During his first four-year stint in WWE, Slick also managed the Twin Towers -- Akeem & Big Boss Man -- as well as Rick Martel and Warlord, among others. However, he became known just as much for his mouth as his managerial prowess; his jive style always made him an unforgettable interview, and even led to him singing his own entrance theme, "Jive Soul Bro," in 1987 as part of Piledriver -- The Wrestling Album 2.
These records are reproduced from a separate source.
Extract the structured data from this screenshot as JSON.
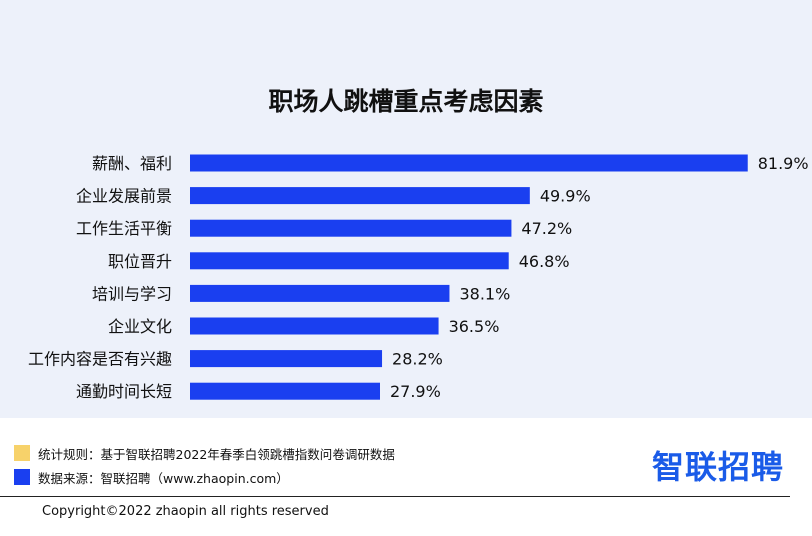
{
  "chart_data": {
    "type": "bar",
    "orientation": "horizontal",
    "title": "职场人跳槽重点考虑因素",
    "categories": [
      "薪酬、福利",
      "企业发展前景",
      "工作生活平衡",
      "职位晋升",
      "培训与学习",
      "企业文化",
      "工作内容是否有兴趣",
      "通勤时间长短"
    ],
    "values": [
      81.9,
      49.9,
      47.2,
      46.8,
      38.1,
      36.5,
      28.2,
      27.9
    ],
    "value_labels": [
      "81.9%",
      "49.9%",
      "47.2%",
      "46.8%",
      "38.1%",
      "36.5%",
      "28.2%",
      "27.9%"
    ],
    "unit": "%",
    "xlim": [
      0,
      100
    ],
    "grid": false,
    "bar_color": "#1a3ff0",
    "background_color": "#edf1fa"
  },
  "footer": {
    "legend": [
      {
        "text": "统计规则：基于智联招聘2022年春季白领跳槽指数问卷调研数据",
        "color": "#f7d26a"
      },
      {
        "text": "数据来源：智联招聘（www.zhaopin.com）",
        "color": "#1a3ff0"
      }
    ],
    "brand_logo": "智联招聘",
    "brand_color": "#1a5be8",
    "copyright": "Copyright©2022 zhaopin all rights reserved"
  }
}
Slick left WWE in 1990, but would return in 1992 as a new man. Having become an ordained minister during his time away from WWE, he returned as Reverend Slick and was often seen delivering uplifting, positive sermons. Our fans quickly took to the "new" Slick, and his transformation into a full-fledged fan favorite became complete in 1993 when he "saved" Ugandan savage Kamala from manager Harvey Wippleman and handler Kim Chee. The Slickster took over as Kamala's manager, teaching the former savage how to be a bit more civilized, and our fans began to cheer the Ugandan Giant as well. Unfortunately, Slick left WWE for good soon after.
These days, he still pops up at ringside from time to time -- most notably at WrestleMania 23, where he joined in a locker room dance party -- but spends most of his time working as a minister in his native Texas, a profession perfectly suited to a great orator such as himself. You can read more about Slick's current doings in WWE.com's "Where Are They Now?"
With his smooth talking, flashy outfits and respected managerial prowess, Slick was certainly one of the pre-eminent managers of his time. As he sang in his entrance theme, the "Doctor of Style" certainly was "lean and mean, with pockets full of green," but he was also one of the most influential African-Americans sports-entertainment has ever seen.